The second annual fall festival at Christ Community Church (RCA) in Lemont had all those things—and a good number of adults in goofy costumes, to boot.
The fall fest takes place inside the church. That means weather’s not an issue, kids can show off their costumes, and it gets people in the door. And it’s all free.
“This is a way for them to step into the church unthreatened, and they can enjoy the atmosphere and the other activities,” says Lisa Applegate, children’s ministry director at Christ Community Church.
“Walking into the gymnasium, it’s full of people, and you smell the popcorn popping. You hear the kids running and screaming as they’re jumping on the jumpees, having a great time. As you look over, you see the tables with all these parents sitting at them, talking to other parents. It’s just a fun atmosphere, smiles on faces.”
The event, which is primarily an outreach, drew 70 percent of attendees from outside the congregation. Applegate says there were a lot of children ages fifth grade and younger who came with parents or grandparents. There were quite a few middle schoolers from the congregation, too; they volunteered their help for an hour, then played for an hour.
For Applegate, the event is about relationships. Tables are set up so parents can talk while still keeping an eye on their kids. Greeters from the congregation circulate, welcoming people and learning their stories. Trick or treating is set up down a hallway, with church members claiming each door, decorating it and handing out candy there.
“They decorate the outside of the door with any kind of scene they want. They dress in character and everything,” Applegate says. “They really get into it! We had a weird science theme, we had camping, we had Charlie’s pumpkin patch, we had Candyland.”
The gym and church entry are filled with bounce houses and carnival games. “It lets the kids get out their energy,” she says. “We have popcorn and snacks for everybody to have and a bunch of carnival games they can play.

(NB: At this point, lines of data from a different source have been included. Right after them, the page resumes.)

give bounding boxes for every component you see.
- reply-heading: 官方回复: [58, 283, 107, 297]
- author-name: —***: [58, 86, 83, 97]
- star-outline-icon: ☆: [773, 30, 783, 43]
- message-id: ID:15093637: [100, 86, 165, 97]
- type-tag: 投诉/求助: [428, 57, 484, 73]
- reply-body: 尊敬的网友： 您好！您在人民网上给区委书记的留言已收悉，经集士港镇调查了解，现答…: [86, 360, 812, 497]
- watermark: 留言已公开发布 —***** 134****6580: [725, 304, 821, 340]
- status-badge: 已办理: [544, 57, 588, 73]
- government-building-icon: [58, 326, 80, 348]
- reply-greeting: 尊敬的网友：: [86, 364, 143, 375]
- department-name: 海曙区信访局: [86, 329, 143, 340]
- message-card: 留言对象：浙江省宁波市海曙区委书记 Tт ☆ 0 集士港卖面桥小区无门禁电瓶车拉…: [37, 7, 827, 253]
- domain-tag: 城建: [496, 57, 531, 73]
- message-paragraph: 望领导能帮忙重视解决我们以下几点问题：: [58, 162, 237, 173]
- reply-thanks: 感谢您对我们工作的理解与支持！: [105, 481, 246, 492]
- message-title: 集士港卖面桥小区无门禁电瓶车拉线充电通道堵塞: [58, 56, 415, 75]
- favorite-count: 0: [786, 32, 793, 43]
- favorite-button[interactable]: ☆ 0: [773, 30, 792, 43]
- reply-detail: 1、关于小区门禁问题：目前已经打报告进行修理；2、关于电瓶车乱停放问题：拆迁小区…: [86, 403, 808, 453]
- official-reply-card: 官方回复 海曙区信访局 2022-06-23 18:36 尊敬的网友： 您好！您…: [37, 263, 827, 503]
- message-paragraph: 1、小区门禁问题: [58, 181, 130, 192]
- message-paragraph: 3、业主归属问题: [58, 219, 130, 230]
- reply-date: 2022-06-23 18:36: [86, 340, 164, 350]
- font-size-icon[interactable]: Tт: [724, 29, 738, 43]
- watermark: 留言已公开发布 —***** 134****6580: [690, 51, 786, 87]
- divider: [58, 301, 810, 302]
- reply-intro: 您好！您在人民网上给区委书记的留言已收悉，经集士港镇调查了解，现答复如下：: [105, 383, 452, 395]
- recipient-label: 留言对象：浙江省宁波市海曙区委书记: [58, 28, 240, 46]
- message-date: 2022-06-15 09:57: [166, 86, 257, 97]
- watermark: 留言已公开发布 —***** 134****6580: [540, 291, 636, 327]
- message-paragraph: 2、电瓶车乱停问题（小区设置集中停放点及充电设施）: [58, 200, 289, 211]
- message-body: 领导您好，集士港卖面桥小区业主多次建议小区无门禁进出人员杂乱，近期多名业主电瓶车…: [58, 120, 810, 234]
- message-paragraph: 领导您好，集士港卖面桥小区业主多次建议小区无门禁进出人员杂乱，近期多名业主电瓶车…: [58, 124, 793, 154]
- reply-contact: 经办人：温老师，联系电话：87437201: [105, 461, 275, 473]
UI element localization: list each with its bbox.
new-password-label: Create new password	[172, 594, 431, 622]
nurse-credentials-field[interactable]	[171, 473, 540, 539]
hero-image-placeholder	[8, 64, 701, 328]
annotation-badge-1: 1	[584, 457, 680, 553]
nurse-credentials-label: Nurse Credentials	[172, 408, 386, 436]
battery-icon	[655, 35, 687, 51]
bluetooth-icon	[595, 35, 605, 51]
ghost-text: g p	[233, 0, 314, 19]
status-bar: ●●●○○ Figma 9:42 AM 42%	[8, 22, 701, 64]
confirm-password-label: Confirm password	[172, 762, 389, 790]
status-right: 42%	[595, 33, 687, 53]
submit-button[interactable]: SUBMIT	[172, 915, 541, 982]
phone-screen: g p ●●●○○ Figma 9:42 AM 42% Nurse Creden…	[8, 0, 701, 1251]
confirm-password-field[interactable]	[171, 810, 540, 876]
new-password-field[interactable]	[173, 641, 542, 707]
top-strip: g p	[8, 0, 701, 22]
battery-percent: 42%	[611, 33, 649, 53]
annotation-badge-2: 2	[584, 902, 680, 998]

“Adults feel like they were able to see other adults and have a normal conversation. The kids are all playing together and establishing those relationships. They’re able to run around with their friends. It’s an easy way for church kids to be able to invite their friends to church.”
Several hundred people attended the most recent fall fest, and 4,000 pieces of candy were handed out. A few guests filled out contact cards, and Applegate connected with them the following week, extending an invitation to worship.
Applegate says the event was a little easier this year because of a new block party trailer from the Chicago Kingdom Enterprise Zone, or KEZ. KEZs are regional areas where the RCA and the Christian Reformed Church in North America have partnered together to work on church planting and other collaborative ministry. Block party trailers come equipped with a bounce house, a ball pit, bean bags, and carnival games, along with a grill and other tools. Normally, these parties take place outside—but Applegate says the inside location is key to the success of their fall fest.